Historical climate change caused species extinctions in Europe

Photo of a chamois

Ruminants from Asia such as chamois once reached Europe via the Alps and settled in the region. © Stefan Rotter / iStock

Around 34 million years ago, a biological upheaval took place in Europe. A good half of the native mammals disappeared and were replaced by newcomers from Asia, including the forerunners of today's pigs and ruminant species. However, the main reason for this was not competition with the newly immigrated species, but rather climatic factors, as researchers have found using ungulate fossils. According to this, rapid climate change in particular led to the extinction of the endemic animals.

During the “Great Break” (Grande Coupure) 33.9 million years ago, at the geological transition from the Eocene to the Oligocene, around every second endemic mammal species in Europe died out. For a time there were hardly any mammals living on what was then an island continent before new species from Asia settled and spread here. Scientists have long suspected that the cause of this upheaval was that the original native species and the immigrated species competed with each other for food and living space and that the newcomers displaced the local species.

Photo of the fossil deposits in southwest France
The deposits in southwest France contain numerous mammal fossils, including ungulates. © Romain Weppe

A research group led by Romain Weppe from the University of Montpellier has now tested this assumption using ungulates. To do this, they analyzed more than 2,000 fossils from 90 different species and 39 genera of even-toed ungulates found in the southwest of France. The fossilized remains are between 25 and 42 million years old and therefore date from the time of upheaval. Weppe and his colleagues determined the species' relationships and compared their appearance in the region over time and their feeding habits. The animals' teeth provide information about this, among other things.

Sudden climate change triggers species extinction

As the analyzes showed, around 77 percent of the ungulate species originally endemic to Western Europe died out within just one million years during the “Great Breakdown”. Instead, immigrated ungulate species from Asia settled and quickly dominated the region. Ruminants, pigs and hippos in particular came to Western Europe via newly formed land bridges in the Alps and the Balkans, the researchers report. However, these animals initially did not represent direct competition for the native species in their way of life.
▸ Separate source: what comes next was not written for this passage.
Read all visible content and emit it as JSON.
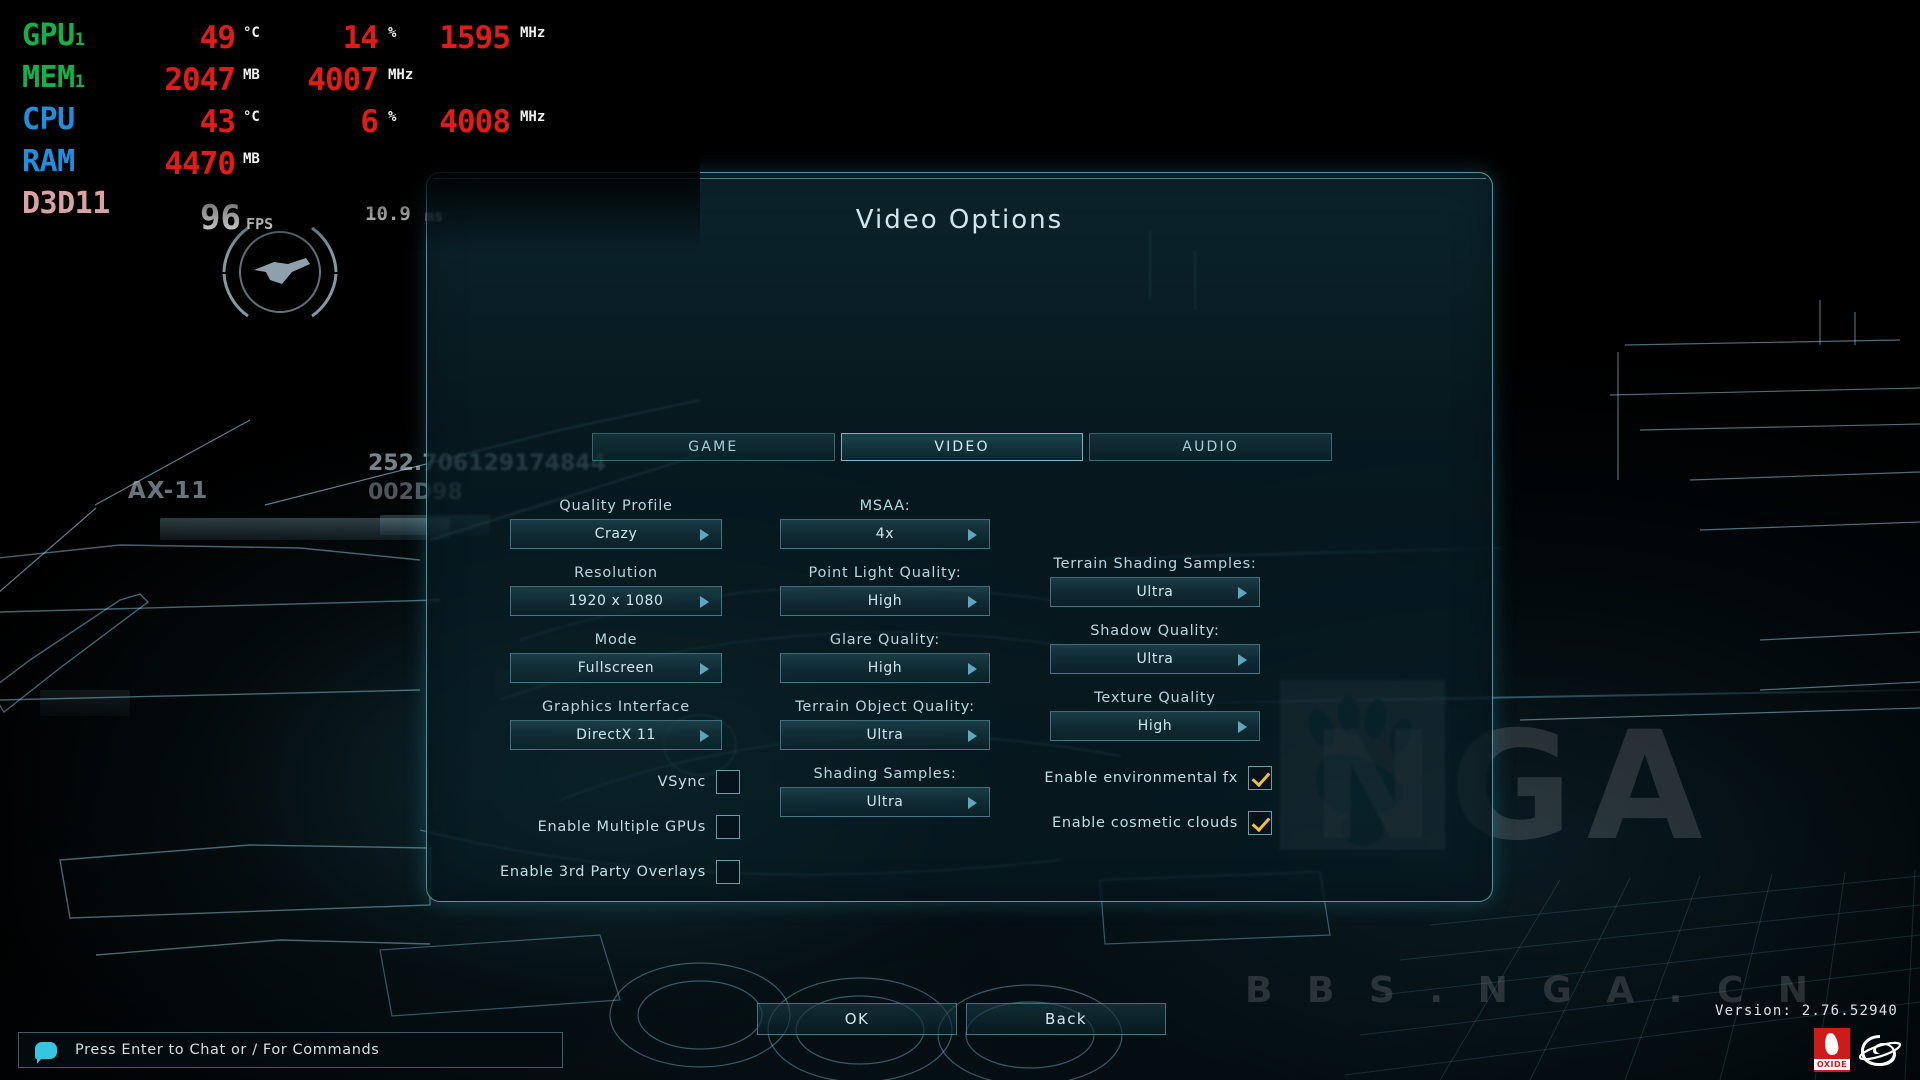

According to the study, the main cause of the species upheaval was different: While the climate in Eocene Europe was tropical all year round and beneficial for the native ungulates, in the subsequent Oligocene different seasons suddenly developed with a changing and overall colder and drier climate. The trigger for this was the migration of the continental plates, which formed new seas and changed the ocean currents. Due to this rapid climate change, other plants began to thrive in Europe and the food supply changed. As a result, many of the endemic even-toed ungulates became extinct, report Weppe and his colleagues. Only when they disappeared did previously alien species, which were better adapted to the harsh climate and food supply that prevailed, have the opportunity to settle in Europe.
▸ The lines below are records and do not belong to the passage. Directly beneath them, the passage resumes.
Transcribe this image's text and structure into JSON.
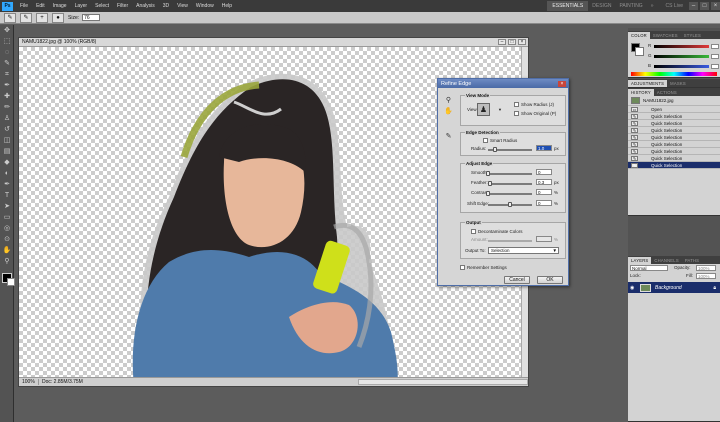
{
  "menubar": {
    "logo": "Ps",
    "items": [
      "File",
      "Edit",
      "Image",
      "Layer",
      "Select",
      "Filter",
      "Analysis",
      "3D",
      "View",
      "Window",
      "Help"
    ],
    "workspaces": [
      "ESSENTIALS",
      "DESIGN",
      "PAINTING",
      "»"
    ],
    "cs_live": "CS Live"
  },
  "options": {
    "size_label": "Size:",
    "size_value": "76"
  },
  "document": {
    "title": "NAMU1822.jpg @ 100% (RGB/8)",
    "zoom": "100%",
    "doc_info": "Doc: 2.85M/3.75M"
  },
  "refine_edge": {
    "title": "Refine Edge",
    "view_mode": {
      "header": "View Mode",
      "view_label": "View:",
      "show_radius": "Show Radius (J)",
      "show_original": "Show Original (P)"
    },
    "edge_detection": {
      "header": "Edge Detection",
      "smart_radius": "Smart Radius",
      "radius_label": "Radius:",
      "radius_value": "1.0",
      "radius_unit": "px"
    },
    "adjust_edge": {
      "header": "Adjust Edge",
      "smooth_label": "Smooth:",
      "smooth_value": "0",
      "feather_label": "Feather:",
      "feather_value": "0.3",
      "feather_unit": "px",
      "contrast_label": "Contrast:",
      "contrast_value": "0",
      "contrast_unit": "%",
      "shift_label": "Shift Edge:",
      "shift_value": "0",
      "shift_unit": "%"
    },
    "output": {
      "header": "Output",
      "decontaminate": "Decontaminate Colors",
      "amount_label": "Amount:",
      "amount_unit": "%",
      "output_to_label": "Output To:",
      "output_to_value": "Selection"
    },
    "remember": "Remember Settings",
    "cancel": "Cancel",
    "ok": "OK"
  },
  "color_panel": {
    "tabs": [
      "COLOR",
      "SWATCHES",
      "STYLES"
    ],
    "channels": [
      {
        "name": "R",
        "color": "#e03a3a",
        "value": 0
      },
      {
        "name": "G",
        "color": "#3ab83a",
        "value": 0
      },
      {
        "name": "B",
        "color": "#3a5ae0",
        "value": 0
      }
    ]
  },
  "adjust_panel": {
    "tabs": [
      "ADJUSTMENTS",
      "MASKS"
    ]
  },
  "history_panel": {
    "tabs": [
      "HISTORY",
      "ACTIONS"
    ],
    "snapshot": "NAMU1822.jpg",
    "items": [
      "Open",
      "Quick Selection",
      "Quick Selection",
      "Quick Selection",
      "Quick Selection",
      "Quick Selection",
      "Quick Selection",
      "Quick Selection",
      "Quick Selection"
    ]
  },
  "layers_panel": {
    "tabs": [
      "LAYERS",
      "CHANNELS",
      "PATHS"
    ],
    "blend_mode": "Normal",
    "opacity_label": "Opacity:",
    "opacity_value": "100%",
    "lock_label": "Lock:",
    "fill_label": "Fill:",
    "fill_value": "100%",
    "layer_name": "Background"
  }
}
Passive replacement by previously alien species

Accordingly, climatic and environmental factors were probably more responsible for the species upheaval than competition with the introduced species. “It was a largely passive replacement rather than an active displacement of local species,” explains Weppe. However, the few surviving endemic ungulate species actually competed with the newcomers if they had similar eating habits or hunted the native animals, as the analyzes showed.